B. Rumusan Masalah Berdasarkan latar belakang di atas dapat diperoleh rumusan masalah yaitu bagaimana manajemen pengelolaan sampah di Kota Bandar Lampung ?

C. Tujuan Penulisan Adapun tujuan penulisan dari makalah ini adalah untuk mengetahui bagaimana manajemen pengelolaan sampah di Kota Bandar Lampung.

BAB II TINJAUAN PUSTAKA

A. Sampah Berdasarkan SK SNI tahun 1990, sampah adalah limbah yang bersifat padat terdiri dari zat organik dan zat anorganik yang dianggap tidak berguna lagi dan harus dikelola agar tidak membahayakan lingkungan dan melindungi investasi pembangunan (Subekti, 2009). Sampah adalah istilah umum yang sering digunakan untuk menyatakan limbah padat. Sampah adalah sisa-sisa bahan yang mengalami perlakuan-perlakuan, baik karena telah sudah diambil bagian utamanya, atau karena pengolahan, atau karena sudah tidak ada manfaatnya yang ditinjau dari segi sosial ekonomis tidak ada harganya dan dari segi lingkungan dapat menyebabkan pencemaran atau gangguan terhadap lingkungan hidup (Hadiwiyoto, 1983). Sampah adalah limbah yang berbentuk padat dan juga setengah padat, dari bahan organik atau anorganik, baik benda logam maupun benda bukan logam, yang dapat terbakar dan yang tidak dapat terbakar. Bentuk fisik benda-benda tersebut dapat berubah menurut cara pengangkutannya atau cara pengolahannya (Direktorat Jenderal Cipta Karya,1986). Sampah padat adalah semua barang sisa yang ditimbulkan dari aktivitas manusia dan binatang yang secara normal padat dan dibuang ketika tidak dikehendaki atau sia-sia (Tchobanoglous, 1993). Sedangkan yang dimaksud dengan sampah perkotaan adalah sampah yang timbul di kota (tidak termasuk sampah yang berbahaya dan beracun).
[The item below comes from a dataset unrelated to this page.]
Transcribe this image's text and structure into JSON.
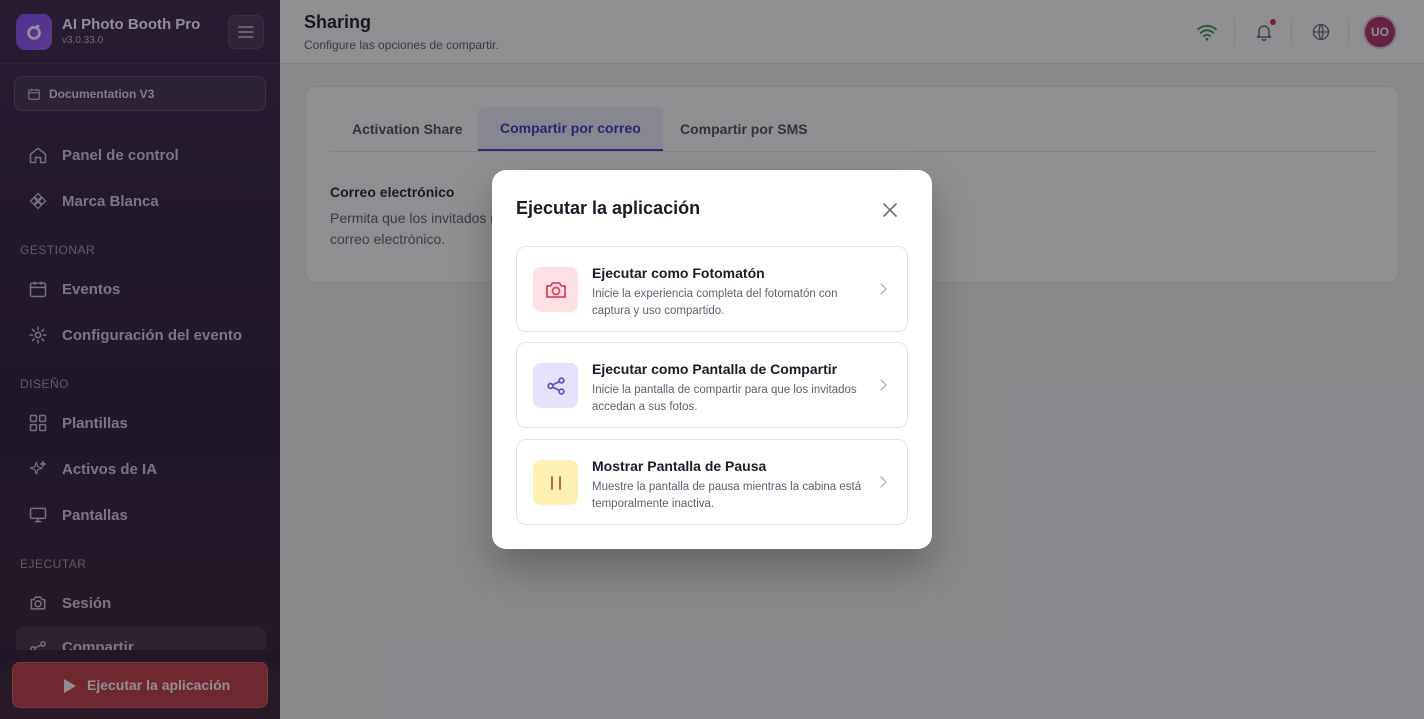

Klasifikasi Sampah Sampah dapat diklasifikasikan ke dalam berbagai golongan; dan pengklasifikasian sampah dapat dilakukan berdasarkan beberapa tinjauan, yaitu : 1. Berdasarkan Jenis a. Sampah organik : Sampah yang sebagian besar tersusun oleh senyawasenyawa organik, dan berasal dari sisa-sisa tumbuhan (sayur, buah, daun, kayu, dll.), hewan (bangkai, kotoran, bagian tubuh seperti tulang, dll.).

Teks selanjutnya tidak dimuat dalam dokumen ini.